The channel is therefore always closed on one side or the other, so non-substrates can't leak through
(see Lehninger p. 412, Fig. 12-26 for a good guess at how the erythrocyte glucose transporter might
work).
Substrate transport follows
Michaelis-Menten kinetics
Transport depends on 1) a substrate
occupying a binding site, and
2) the conformational changes which
accesses the opposite side. This
pattern is little different from the
standard Michaelis-Menten behaviour
of an enzyme.
The transport of a single substrate is called uniport
Uniport: a single substrate is transported in the direction
governed by the electrochemical gradient. After passage of
substrate, the transporter randomly flips between conformations. If
there is more substrate on the left, the site is more likely to become
occupied when open to the left, so net transport is towards the right
where the concentration is lower.
Many transporters operate by a cotransport
mechanism
Symport: two substrates are
co-transported in the same
direction. This could be due to
the requirements of the substrate
site, so the conformational change
only occurs when both
components are present.
Alternatively, there could be two
channels and passage of the
second substrate is necessary for the transporter to return to its initial state. In many cases, the second
substrate is H+, and the transporter takes advantage of the H+ gradient of oxidative phosphorylation.
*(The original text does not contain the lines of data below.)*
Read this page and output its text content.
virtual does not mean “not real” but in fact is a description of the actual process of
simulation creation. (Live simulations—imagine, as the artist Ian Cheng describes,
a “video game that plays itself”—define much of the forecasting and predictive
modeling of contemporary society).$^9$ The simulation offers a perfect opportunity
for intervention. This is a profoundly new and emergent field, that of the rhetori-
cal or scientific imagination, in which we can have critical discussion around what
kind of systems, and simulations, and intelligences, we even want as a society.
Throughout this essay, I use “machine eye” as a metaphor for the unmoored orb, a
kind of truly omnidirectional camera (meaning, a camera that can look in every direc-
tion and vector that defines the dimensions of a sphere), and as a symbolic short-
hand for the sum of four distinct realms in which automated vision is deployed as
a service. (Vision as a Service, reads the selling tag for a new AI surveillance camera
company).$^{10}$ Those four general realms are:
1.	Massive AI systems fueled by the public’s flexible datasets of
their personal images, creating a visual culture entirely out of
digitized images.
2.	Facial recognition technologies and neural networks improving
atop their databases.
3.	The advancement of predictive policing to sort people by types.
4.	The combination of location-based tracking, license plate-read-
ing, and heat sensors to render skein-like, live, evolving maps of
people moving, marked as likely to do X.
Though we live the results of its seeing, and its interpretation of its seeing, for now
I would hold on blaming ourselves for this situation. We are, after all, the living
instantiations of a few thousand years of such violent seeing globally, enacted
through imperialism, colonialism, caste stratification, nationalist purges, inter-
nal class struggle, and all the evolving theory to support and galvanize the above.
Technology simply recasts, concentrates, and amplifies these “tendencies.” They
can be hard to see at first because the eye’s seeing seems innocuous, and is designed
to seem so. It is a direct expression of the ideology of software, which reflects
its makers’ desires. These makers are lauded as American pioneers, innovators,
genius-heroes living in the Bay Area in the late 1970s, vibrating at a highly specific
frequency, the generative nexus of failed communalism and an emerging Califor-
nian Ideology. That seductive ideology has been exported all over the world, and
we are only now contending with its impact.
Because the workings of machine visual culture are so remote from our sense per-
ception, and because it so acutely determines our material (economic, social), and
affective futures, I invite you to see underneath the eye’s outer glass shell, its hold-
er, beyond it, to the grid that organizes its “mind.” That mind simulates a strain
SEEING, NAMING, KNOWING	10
Net direction of transport is governed by whichever of the two substrates has the steeper
electrochemical gradient.
Antiport: substrates are exchanged; for each molecule A that
enters, a molecule of B must leave. Substrate A flips the
conformation in one direction, substrate B brings it back to the
original state. Net direction of transport is governed by whichever of
the two substrates has the steeper gradient.
An example of antiport is the ATP:ADP exchange translocator of
the mitochondrial membrane, which exports ATP while bringing in
ADP:
ATPin + ADPout ‡ ATPout + ADPin
The advantage of antiport is that it maintains balance of
substrates between compartments. The mitochondrion should
never accumulate too much or run out of adenosine compounds.